Acropteris Geyer
Type species: grammearia Geyer.
Synonyms: Chlevasta Herrich-Schäffer (type species grammearia);
Stesichora Meyrick (type species puellaria Walker, Timor).
The grey fasciae are characteristically oblique on the forewing and
generally striate rather than linear. The hindwing is symmetrically angled at M3
with a submarginal spot centred on the tail as in Micronia.

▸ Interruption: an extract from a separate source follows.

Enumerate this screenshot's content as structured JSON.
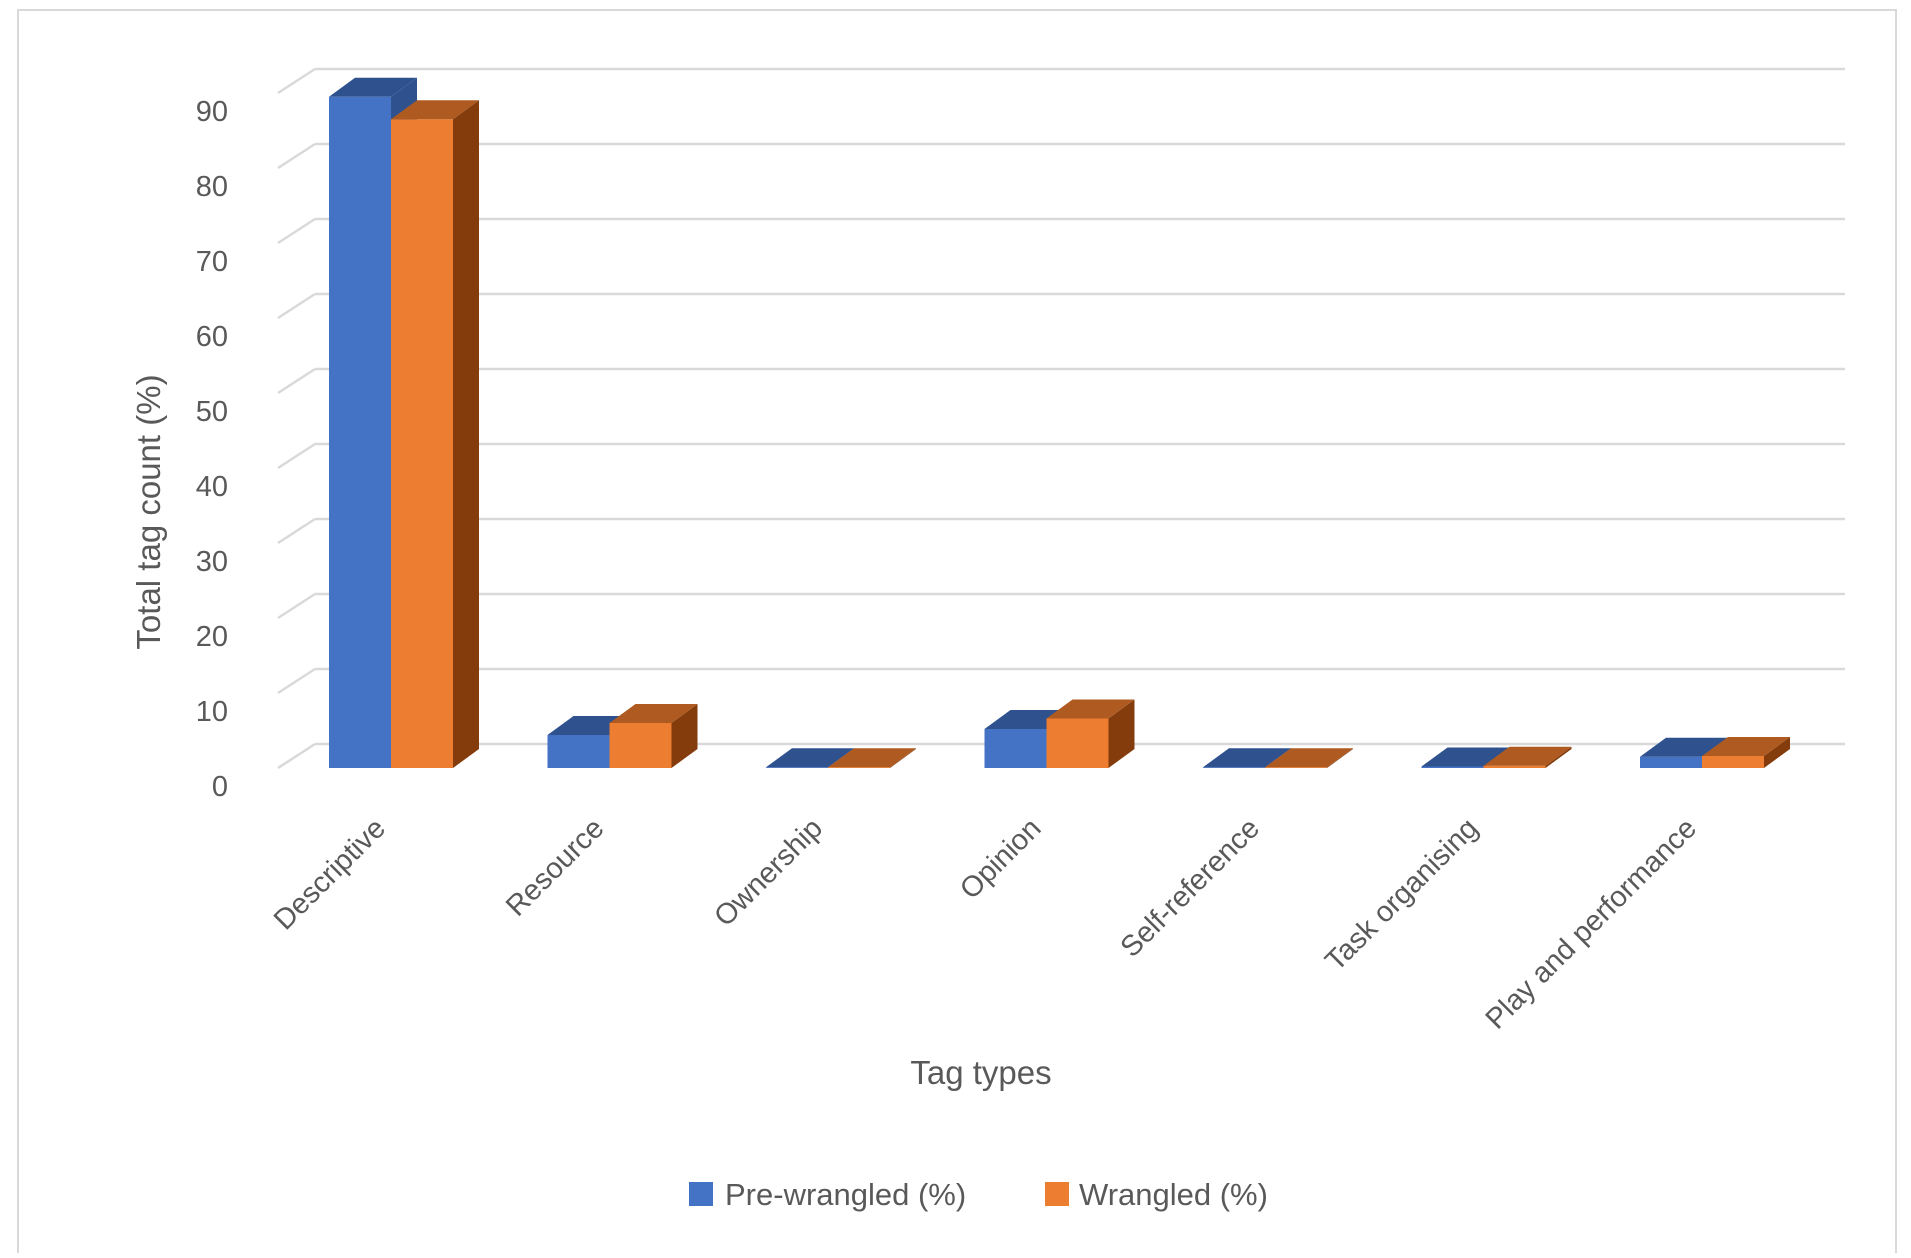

The definitive feature is the modification of the male venation where M1 and the anterior cubital veins are displaced basally at their junction with
CuA in the cell, with CuA1 and CuA2 sharing a short common stalk. CuA is
diagnostically thickened, with an anteriorly directed scale tuft, basal to where
CuA1 and CuA2 branch off. The humeral angle of the hindwing is strongly
produced. The male antennae are flattened in some species.
In the male genitalia, dorsal, and often lateral, lobes are present
on the juxta. The valves are relatively narrow, with a single or double digitate
process centrally on the dorsal margin at the distal end of the costal
thickening.
In the female the bursa is globular or ovate, set on a long, slender ductus. The type species and close relatives lack a
signum, but A.
ciniferaria Walker has a small subbasal one, consisting of two patches of
short, laterally directed spines as in Pseudomicronia Moore.
A. ciniferaria has been reared from a genus of Asclepiadaceae
(see below). Lees & Smith (1991) also refer to a record by Rawlins from the
same family in Taiwan, and Nakamura & Yoshiyasu (1992) recorded Acropteris
iphiata Guenée from the asclepiad Metaplexis.
The genus is found throughout the Indo-Australian
tropics, and there are a few species in the Afrotropical and Malagasy regions.
Other Afrotropical species, sometimes attributed to Acropteris but best
placed in Aploschema Warren, lack the definitive venation characters.
These are, however, shown by Stesichora. Aploschema also contains a
single Australian species (Nielsen, Edwards & Rangsi, 1996).